On the first working day of each month, a new distribution will appear on the website. Cases will reflect a range of complexity and include both general and specialist issues encountered by medical microbiologists and virologists. Participants will be alerted by email that the scenario is available.
Scenarios will typically represent a case study based on a real patient. Participants will be invited to suggest a diagnosis or a differential diagnosis, to recommend diagnostic interventions (both microbiological and non-microbiological, where appropriate), to interpret any results that are provided, to advise on therapeutic interventions and to identify any infection control and/or public health implications. The responses will be presented in a multiple-choice format. The scenarios will alternate monthly between those of a virological nature and those of a general bacteriological nature. Parasitology or mycology scenarios will be provided periodically; these will be at a level that is appropriate to microbiologists who are not specialists in these fields.

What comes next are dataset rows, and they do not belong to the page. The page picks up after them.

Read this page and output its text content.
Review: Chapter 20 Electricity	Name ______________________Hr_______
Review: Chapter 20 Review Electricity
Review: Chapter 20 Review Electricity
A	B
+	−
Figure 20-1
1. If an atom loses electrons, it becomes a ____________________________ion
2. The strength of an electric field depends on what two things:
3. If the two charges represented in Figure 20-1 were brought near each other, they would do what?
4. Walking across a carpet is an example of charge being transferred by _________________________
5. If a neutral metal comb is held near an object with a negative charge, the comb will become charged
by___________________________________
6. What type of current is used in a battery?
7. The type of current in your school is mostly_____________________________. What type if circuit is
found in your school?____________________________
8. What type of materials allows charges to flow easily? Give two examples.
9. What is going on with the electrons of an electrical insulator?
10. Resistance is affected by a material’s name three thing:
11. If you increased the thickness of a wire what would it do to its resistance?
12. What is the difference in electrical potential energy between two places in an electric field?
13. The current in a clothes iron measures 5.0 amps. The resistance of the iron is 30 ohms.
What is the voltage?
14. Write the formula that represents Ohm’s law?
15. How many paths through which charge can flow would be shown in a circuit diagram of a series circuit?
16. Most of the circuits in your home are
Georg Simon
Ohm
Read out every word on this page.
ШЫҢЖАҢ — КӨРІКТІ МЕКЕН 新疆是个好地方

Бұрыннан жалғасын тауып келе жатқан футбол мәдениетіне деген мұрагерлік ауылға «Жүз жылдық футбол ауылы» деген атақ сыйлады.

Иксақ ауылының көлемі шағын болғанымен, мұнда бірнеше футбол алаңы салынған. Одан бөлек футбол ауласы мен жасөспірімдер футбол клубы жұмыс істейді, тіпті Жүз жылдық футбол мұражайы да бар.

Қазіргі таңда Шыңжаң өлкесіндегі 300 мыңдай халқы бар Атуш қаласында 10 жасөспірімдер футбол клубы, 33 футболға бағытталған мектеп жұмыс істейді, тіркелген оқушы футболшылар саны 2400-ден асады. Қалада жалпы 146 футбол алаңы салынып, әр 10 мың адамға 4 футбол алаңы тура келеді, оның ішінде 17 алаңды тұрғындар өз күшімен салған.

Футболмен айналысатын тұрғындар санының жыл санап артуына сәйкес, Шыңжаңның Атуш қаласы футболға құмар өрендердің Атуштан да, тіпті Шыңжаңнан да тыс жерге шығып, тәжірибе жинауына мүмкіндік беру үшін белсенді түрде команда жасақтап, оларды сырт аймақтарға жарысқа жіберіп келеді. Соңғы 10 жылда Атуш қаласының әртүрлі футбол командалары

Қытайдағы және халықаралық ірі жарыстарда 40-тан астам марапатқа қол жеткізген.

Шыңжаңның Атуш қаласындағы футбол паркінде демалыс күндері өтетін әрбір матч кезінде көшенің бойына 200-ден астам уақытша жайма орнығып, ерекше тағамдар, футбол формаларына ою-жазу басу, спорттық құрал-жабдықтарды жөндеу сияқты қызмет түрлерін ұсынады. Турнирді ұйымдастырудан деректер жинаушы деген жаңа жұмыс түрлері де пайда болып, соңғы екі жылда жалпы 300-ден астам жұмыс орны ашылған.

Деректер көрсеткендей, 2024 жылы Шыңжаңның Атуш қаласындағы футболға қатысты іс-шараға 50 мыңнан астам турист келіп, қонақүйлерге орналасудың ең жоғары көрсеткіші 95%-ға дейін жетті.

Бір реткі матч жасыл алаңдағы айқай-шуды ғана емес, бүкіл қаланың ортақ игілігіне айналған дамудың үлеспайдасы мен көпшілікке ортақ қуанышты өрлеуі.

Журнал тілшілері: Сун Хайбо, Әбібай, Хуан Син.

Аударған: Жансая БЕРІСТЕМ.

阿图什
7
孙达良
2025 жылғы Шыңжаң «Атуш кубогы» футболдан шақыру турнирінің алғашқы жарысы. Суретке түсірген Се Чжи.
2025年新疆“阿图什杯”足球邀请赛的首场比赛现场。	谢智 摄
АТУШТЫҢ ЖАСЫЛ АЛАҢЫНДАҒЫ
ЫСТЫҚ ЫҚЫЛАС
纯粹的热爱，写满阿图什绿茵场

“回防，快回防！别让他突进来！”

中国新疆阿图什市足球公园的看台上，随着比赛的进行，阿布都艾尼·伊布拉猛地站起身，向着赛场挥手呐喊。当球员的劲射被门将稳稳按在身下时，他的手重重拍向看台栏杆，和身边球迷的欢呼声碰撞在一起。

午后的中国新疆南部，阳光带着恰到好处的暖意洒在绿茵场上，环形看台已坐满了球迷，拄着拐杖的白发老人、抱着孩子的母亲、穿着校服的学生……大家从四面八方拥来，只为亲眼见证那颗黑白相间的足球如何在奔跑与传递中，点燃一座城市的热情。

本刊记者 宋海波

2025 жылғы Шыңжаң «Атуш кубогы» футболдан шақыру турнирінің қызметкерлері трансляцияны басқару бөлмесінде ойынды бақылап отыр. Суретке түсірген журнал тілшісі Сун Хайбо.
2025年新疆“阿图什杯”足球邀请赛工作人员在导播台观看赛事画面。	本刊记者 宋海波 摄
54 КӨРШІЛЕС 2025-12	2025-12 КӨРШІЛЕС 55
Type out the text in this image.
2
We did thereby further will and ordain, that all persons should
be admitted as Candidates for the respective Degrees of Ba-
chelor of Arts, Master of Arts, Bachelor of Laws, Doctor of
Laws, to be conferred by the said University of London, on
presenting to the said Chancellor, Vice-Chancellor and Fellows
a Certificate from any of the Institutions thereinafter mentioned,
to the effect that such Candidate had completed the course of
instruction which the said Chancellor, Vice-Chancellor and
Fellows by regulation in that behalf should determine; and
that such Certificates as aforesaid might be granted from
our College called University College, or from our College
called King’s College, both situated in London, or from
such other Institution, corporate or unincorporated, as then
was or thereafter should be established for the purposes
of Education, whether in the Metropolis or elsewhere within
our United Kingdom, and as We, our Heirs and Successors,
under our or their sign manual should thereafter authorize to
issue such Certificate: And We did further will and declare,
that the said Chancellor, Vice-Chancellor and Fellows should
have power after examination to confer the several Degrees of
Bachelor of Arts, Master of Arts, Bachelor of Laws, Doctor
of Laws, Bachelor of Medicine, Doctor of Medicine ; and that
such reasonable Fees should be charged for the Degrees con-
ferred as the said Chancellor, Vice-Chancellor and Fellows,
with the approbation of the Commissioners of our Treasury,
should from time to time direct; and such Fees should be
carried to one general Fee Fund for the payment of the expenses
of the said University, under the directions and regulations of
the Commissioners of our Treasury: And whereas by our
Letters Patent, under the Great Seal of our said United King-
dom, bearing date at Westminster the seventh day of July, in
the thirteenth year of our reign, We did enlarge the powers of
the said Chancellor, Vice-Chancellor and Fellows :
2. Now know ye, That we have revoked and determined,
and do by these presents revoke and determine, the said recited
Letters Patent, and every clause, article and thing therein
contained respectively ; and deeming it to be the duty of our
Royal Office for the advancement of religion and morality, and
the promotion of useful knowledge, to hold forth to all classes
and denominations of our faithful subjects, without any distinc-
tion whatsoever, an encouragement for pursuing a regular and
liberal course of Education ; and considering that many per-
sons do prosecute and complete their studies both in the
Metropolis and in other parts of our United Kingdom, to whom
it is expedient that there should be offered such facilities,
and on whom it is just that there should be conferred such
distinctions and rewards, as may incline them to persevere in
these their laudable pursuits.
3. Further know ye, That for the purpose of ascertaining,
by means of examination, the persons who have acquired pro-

There will also be occasional scenarios that specifically concern antibiotic susceptibility testing or antibiotic assays.
Participants will have one month to respond. Responses should be from individuals. Although consultation with colleagues is an important part of routine diagnostic practice, responses must be made without conferring as the maximum educational benefit is obtained when interpretive EQA schemes provide feedback on the opinions of individual participants, rather than those of their colleagues. Participants may choose not to respond to a particular scenario if it concerns a sub-speciality in which they do not practice. Participants will therefore be able to declare a case to be outside their normal practice (and should be prepared to justify this). To do this, a formal ‘out of scope’ response must be entered on the website within the normal response period; it cannot be entered retrospectively once the distribution has been closed.
On the day after the deadline, the intended answers (representing a consensus of members of the scheme panel), will be posted on the website. Individual reports, together with the anonymised responses of all of the participants and an educational commentary, will be available on the website approximately two weeks later. Participants will be alerted by email that the report is available.
Participants are expected to respond annually to at least 66% of distributions that they deem to be within the scope of their practice. (UK NEQAS should be informed of any long term absence from work leading to lower participation). An annual record sheet will be available to participants who respond to at least 66% of distributions. This may be used as evidence of participation, e.g. for laboratory accreditation.
Scoring and performance assessment:
In order to be eligible for scoring, answers to a question must achieve a consensus of 80% of participants (and there must also be no evidence that the popular response is incorrect). Individual reports will be produced for each participant following each distribution. These reports will show scores for individual questions and provide charts of performance rating and total scores from previous distributions (as provided for laboratory UK NEQAS EQA schemes). The annual record sheet will record participation and scores achieved for all distributions. It is envisaged that this report will be used by participants during their annual appraisal.
As part of an ongoing pilot, since January 2017, anonymised performance data from UK medical and scientist consultant participants will be reviewed by the National Quality Assessment Advisory Panel for Microbiology (NQAAP). NQAAP is responsible for promoting, coordinating and protecting high professional standards in EQA and encouraging the development of clinically relevant and appropriate EQA schemes. During the pilot, formal procedures will be established by UK NEQAS Microbiology and agreed with NQAAP. For the time being, the interpretative comments scheme will continue to be run without formal individual performance monitoring.